«Vous ne vous inquietez pas de savoir ou est votre cousin Michel?
– Mon cousin Michel?… Je l’appelle le duc de Strelsau.
– Pourtant vous l’appelez Michel quand vous le rencontrez.
– Oui, pour obeir aux ordres de votre frere.
– Et maintenant pour obeir aux miens.
– Si telle est votre volonte.
– Sans nul doute. Nous devons tous nous appliquer a plaire a notre bien-aime frere Michel.
– M’ordonnerez-vous aussi de recevoir ses amis?
– Les Six?
– C’est ainsi que vous les appelez, vous aussi?
– Pour etre a la mode, il le faut bien. Mais ma volonte est que vous ne receviez que les gens qu’il vous plait de recevoir.
– Sauf vous-meme…
– En ce qui me concerne, je vous en prie: je ne puis pas l’ordonner…»
Comme je parlais, une clameur s’eleva dans la rue. La princesse courut a la fenetre.
«C’est lui! s’ecria-t-elle. C’est le duc de Strelsau!»
Je souris sans rien dire. La princesse se rassit et, pendant quelques instants, nous restames silencieux. Le bruit au-dehors avait cesse; mais j’entendais un brouhaha, des allees et venues dans le salon d’attente. Je me mis a parler de choses et d’autres. La conversation s’animait, et je commencais a me demander ce qu’avait bien pu devenir Michel lorsque tout a coup, a ma grande surprise, Flavie, joignant les mains, s’ecria d’une voix troublee:
«Est-ce sage de l’exasperer, de le mettre en colere?
– Quoi? qui mettre en colere? en quoi faisant?
– Mais en le faisant attendre.
– Ma chere cousine, je n’ai aucune envie de le faire attendre.
– En ce cas, faut-il le faire entrer?
– Mais sans doute, si tel est votre desir.»
Elle me jeta un regard etonne.
«Vous etes etrange, fit-elle; vous savez bien qu’on ne fait jamais entrer personne quand vous etes aupres de moi.»
Delicieux attribut de la royaute!
«J’approuve fort cette etiquette, m’ecriai-je, mais je l’avais totalement oubliee… Et si j’etais seul avec une autre personne, n’auriez-vous pas, vous, le droit d’entrer?
– Pourquoi me demander ce que vous savez mieux que moi? Moi, je puis toujours entrer, etant du meme sang.»
Elle me regardait de plus en plus etonnee.
«Jamais je n’ai pu me mettre dans la tete ces regles stupides, fis-je, pestant interieurement contre Fritz, qui avait oublie de me mettre au courant. Mais je vais reparer mon erreur.»
Je m’elancai, ouvris la porte toute grande et m’avancai dans le salon d’attente.
Michel, assis devant une table, avait l’air sombre. Toutes les autres personnes presentes etaient debout, sauf cet impertinent de Fritz, qui restait assis sur un fauteuil, flirtant avec la comtesse Helga.
Il se leva precipitamment quand j’entrai, ce qui souligna d’une facon plus marquee son attitude precedente. Je compris pourquoi le duc n’aimait pas Fritz.
Je m’avancai, tendant la main a mon bon frere. Il la prit, et je l’embrassai. Puis je l’entrainai dans le salon particulier de la princesse.
«Frere, dis-je, si j’avais su que vous fussiez ici, vous n’eussiez pas attendu une minute; j’aurais tout de suite demande a la princesse la permission de vous introduire aupres d’elle.»
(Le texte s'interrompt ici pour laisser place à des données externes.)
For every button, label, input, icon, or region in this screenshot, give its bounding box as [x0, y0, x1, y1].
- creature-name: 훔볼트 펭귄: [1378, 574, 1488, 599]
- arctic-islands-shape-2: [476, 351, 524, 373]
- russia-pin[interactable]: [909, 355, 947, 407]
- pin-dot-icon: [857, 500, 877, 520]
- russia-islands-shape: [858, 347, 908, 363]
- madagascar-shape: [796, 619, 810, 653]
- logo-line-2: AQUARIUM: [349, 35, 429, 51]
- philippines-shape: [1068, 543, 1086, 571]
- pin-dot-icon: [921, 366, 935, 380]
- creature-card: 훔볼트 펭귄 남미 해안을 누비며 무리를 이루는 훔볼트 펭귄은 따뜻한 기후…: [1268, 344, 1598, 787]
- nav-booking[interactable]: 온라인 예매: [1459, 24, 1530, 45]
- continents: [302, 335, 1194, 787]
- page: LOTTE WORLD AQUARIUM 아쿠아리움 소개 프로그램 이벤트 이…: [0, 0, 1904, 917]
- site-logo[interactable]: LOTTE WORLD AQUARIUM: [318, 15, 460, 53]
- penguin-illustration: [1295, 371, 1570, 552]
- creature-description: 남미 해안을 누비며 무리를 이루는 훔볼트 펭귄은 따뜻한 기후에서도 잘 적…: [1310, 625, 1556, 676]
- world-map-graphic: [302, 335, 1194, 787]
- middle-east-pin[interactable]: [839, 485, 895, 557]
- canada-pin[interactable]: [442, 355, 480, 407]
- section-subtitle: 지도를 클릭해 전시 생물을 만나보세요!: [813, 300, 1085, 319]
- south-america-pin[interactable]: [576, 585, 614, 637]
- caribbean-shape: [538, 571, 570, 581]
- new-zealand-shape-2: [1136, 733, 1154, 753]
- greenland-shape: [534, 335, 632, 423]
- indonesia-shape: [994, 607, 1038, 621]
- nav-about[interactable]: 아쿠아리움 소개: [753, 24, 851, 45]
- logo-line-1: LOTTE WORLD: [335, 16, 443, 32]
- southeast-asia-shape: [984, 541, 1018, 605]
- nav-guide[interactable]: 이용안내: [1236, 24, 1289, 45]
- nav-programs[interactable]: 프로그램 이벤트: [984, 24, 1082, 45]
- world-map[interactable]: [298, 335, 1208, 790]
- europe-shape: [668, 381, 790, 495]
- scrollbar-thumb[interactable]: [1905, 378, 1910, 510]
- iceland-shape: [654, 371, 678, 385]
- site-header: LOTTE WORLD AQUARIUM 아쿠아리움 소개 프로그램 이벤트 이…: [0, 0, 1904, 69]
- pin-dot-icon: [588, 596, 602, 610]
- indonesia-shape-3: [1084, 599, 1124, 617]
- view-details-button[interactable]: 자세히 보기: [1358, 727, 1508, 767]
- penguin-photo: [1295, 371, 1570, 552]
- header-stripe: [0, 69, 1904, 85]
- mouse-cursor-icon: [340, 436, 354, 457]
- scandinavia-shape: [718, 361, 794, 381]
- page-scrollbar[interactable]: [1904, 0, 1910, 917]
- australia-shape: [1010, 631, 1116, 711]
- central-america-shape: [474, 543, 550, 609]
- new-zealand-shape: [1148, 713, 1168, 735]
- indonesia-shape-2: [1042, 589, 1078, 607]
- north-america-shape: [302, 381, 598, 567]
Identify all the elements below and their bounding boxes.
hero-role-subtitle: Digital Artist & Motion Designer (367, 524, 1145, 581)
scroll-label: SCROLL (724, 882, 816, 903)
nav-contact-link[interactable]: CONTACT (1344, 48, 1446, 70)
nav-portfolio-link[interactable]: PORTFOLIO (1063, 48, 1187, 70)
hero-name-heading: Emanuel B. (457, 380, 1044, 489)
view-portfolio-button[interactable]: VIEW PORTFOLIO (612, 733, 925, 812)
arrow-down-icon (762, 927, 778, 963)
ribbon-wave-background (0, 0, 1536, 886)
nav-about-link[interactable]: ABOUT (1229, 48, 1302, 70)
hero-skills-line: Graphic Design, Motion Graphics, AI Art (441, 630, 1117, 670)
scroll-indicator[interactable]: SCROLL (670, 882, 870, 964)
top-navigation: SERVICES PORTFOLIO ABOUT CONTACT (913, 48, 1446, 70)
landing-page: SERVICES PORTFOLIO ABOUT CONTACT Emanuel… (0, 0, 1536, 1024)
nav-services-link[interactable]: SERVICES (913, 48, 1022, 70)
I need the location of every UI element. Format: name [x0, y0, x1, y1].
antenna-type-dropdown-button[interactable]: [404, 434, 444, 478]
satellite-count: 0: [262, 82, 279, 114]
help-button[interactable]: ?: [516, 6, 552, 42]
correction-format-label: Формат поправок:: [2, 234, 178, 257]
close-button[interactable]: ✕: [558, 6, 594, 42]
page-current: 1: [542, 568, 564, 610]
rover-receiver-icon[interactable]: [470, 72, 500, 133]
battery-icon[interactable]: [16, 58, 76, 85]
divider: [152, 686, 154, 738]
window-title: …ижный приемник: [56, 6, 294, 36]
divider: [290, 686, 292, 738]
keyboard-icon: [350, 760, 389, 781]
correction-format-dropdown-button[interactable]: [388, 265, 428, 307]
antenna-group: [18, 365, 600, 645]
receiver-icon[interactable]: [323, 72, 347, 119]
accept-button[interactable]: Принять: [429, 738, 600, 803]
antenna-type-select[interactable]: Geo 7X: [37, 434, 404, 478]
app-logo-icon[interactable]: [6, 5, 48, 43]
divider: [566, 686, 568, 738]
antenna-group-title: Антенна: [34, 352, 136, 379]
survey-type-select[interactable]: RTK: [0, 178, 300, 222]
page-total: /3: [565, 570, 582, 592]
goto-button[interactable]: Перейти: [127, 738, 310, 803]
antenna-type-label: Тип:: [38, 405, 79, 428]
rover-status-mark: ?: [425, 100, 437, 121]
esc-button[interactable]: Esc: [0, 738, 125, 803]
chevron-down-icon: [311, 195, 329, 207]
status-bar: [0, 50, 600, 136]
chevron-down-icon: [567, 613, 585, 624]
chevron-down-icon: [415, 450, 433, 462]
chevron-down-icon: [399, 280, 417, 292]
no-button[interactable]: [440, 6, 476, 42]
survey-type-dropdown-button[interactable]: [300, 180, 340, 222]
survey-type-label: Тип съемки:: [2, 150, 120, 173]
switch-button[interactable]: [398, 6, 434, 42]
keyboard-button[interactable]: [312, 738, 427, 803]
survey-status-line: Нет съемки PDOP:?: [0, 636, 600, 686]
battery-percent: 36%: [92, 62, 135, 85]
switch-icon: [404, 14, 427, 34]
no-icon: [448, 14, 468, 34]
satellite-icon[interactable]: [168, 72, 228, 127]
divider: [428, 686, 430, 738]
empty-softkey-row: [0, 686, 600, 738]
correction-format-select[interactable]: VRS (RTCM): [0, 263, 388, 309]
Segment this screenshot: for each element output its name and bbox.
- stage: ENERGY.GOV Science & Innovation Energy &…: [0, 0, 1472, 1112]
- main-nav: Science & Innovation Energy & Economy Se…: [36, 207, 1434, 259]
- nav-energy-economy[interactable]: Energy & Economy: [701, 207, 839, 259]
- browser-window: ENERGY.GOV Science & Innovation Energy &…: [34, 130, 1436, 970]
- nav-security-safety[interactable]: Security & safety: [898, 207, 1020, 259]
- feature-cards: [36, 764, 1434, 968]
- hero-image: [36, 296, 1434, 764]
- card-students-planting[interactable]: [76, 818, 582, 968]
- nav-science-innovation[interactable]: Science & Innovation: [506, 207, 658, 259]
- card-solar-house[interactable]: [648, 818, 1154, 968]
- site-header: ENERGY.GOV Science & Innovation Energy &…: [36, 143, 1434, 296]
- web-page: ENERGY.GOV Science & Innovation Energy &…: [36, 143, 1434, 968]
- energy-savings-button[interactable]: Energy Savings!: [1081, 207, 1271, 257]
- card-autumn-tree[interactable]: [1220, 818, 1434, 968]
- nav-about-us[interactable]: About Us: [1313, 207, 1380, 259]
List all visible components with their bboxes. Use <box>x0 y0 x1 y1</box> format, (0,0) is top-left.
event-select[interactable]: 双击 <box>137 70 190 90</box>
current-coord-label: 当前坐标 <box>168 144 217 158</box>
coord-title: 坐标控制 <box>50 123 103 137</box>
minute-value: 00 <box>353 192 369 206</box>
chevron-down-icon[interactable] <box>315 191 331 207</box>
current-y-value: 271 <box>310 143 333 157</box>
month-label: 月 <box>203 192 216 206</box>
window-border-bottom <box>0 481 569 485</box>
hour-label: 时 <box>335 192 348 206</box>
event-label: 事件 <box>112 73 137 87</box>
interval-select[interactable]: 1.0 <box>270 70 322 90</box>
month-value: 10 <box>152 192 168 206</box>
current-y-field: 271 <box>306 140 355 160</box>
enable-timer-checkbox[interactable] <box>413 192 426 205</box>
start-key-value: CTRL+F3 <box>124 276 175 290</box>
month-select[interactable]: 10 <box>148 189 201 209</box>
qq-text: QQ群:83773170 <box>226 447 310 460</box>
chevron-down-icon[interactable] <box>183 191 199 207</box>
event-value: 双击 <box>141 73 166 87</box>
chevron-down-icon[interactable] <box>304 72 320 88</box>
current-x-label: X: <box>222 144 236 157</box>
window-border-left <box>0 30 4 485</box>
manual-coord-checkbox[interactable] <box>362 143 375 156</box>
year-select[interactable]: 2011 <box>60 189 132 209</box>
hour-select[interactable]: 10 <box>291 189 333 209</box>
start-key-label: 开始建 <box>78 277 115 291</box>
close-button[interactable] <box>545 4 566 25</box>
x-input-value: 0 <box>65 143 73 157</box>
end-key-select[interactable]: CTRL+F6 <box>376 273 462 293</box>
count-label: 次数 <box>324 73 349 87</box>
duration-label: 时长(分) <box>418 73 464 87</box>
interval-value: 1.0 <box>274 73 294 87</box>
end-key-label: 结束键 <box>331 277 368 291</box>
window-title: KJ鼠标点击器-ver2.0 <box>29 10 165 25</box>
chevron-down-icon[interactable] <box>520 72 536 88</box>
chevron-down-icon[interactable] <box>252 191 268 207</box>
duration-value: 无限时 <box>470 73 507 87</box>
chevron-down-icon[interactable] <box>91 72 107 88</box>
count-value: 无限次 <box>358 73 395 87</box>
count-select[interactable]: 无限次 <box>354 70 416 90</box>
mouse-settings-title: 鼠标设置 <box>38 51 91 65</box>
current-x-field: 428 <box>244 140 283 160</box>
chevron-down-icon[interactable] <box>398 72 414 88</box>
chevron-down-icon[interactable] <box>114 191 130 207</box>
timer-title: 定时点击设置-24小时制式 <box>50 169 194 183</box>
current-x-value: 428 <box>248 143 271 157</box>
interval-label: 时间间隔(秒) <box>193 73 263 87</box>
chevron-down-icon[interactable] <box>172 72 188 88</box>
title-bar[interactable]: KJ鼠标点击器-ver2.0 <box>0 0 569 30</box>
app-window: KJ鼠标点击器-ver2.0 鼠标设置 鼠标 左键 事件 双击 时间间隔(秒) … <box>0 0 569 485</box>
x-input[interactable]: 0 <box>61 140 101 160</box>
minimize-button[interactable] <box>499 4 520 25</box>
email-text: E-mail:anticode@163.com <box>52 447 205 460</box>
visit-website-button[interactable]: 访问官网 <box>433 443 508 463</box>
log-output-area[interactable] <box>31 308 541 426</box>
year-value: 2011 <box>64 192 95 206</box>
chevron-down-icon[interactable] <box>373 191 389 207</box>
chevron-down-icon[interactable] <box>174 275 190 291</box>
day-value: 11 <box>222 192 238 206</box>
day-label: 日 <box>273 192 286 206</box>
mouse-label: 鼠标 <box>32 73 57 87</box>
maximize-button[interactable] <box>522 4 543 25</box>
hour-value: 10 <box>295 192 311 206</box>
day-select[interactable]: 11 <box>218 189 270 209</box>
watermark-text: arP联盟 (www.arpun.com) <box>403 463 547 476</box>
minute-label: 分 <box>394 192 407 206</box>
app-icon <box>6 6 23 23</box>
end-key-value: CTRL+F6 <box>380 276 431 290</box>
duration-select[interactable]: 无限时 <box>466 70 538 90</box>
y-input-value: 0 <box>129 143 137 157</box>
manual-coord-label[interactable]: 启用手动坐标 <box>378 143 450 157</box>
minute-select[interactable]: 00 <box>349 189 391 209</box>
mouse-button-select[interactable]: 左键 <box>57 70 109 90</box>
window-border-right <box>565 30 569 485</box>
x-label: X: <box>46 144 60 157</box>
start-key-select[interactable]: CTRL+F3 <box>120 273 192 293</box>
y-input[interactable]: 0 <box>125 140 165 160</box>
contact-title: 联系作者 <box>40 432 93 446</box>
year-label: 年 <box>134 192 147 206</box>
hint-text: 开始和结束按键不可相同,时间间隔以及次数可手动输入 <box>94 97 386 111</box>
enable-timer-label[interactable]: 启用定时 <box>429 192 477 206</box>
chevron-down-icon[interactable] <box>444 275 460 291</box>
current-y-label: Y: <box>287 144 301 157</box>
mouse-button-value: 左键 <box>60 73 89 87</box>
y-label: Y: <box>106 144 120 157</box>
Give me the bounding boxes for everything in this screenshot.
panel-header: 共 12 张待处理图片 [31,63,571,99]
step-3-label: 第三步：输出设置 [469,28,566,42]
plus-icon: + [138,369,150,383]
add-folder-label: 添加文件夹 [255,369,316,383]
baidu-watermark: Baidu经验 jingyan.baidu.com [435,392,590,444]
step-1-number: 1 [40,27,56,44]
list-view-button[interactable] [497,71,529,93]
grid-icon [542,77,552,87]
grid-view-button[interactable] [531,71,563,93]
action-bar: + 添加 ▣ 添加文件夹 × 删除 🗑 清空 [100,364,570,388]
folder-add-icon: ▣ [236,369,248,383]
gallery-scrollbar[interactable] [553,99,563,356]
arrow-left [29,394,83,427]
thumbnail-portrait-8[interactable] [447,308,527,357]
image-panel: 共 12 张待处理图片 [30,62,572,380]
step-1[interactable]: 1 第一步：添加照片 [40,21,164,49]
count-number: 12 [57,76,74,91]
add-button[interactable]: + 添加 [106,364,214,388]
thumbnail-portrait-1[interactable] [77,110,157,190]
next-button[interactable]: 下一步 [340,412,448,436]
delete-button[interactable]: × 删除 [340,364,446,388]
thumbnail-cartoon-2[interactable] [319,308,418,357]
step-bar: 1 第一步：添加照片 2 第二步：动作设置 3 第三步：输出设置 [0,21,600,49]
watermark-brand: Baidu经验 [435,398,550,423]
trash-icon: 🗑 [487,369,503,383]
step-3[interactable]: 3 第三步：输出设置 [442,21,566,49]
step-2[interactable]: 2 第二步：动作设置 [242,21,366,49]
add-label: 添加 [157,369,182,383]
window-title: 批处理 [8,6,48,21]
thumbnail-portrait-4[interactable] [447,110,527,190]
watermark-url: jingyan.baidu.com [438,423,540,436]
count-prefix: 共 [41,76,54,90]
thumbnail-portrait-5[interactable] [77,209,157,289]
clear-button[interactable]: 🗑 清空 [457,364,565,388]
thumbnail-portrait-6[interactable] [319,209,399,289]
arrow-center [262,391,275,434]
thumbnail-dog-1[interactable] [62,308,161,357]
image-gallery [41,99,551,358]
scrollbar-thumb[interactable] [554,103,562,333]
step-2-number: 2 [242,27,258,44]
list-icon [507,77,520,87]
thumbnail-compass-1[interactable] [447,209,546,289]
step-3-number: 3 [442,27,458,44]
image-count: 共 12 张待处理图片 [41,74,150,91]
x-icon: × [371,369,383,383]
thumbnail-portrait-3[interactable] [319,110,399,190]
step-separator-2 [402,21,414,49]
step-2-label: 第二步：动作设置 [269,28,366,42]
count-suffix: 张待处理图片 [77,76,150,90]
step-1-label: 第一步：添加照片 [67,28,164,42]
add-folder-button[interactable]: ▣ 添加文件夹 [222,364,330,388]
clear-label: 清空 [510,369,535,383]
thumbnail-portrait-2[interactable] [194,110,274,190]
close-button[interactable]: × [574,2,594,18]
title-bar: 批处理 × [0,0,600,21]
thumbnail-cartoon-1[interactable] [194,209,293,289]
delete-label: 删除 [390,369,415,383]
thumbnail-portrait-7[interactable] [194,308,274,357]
Il me remercia avec froideur. Le duc etait un homme superieur, mais il ne savait pas dissimuler ses sentiments.
Toutefois, il essayait de me persuader qu’il etait ma dupe et me prenait reellement pour le roi. Pouvait-il avoir un doute a cet egard? Non, certes! Alors, combien il devait souffrir d’etre oblige de me temoigner tant de respect, et plus encore de m’entendre dire: «Michel» ou «Flavie»!
«Quoi! Sire, vous etes blesse a la main? fit-il avec interet.
– Oui, c’est en jouant avec un gros dogue a moi, un metis (je prenais plaisir a l’exasperer). Vous savez, frere, que ces animaux-la ont, en general, assez mauvais caractere.»
Il eut un sourire mechant tandis que ses yeux se fixaient sur les miens.
«Etes-vous sur que la morsure ne puisse etre dangereuse? s’ecria Flavie inquiete.
– Ce n’est rien, cette fois, repondis-je; mais, peut-etre, si je lui donnais occasion de mordre plus fort, la chose pourrait etre plus grave.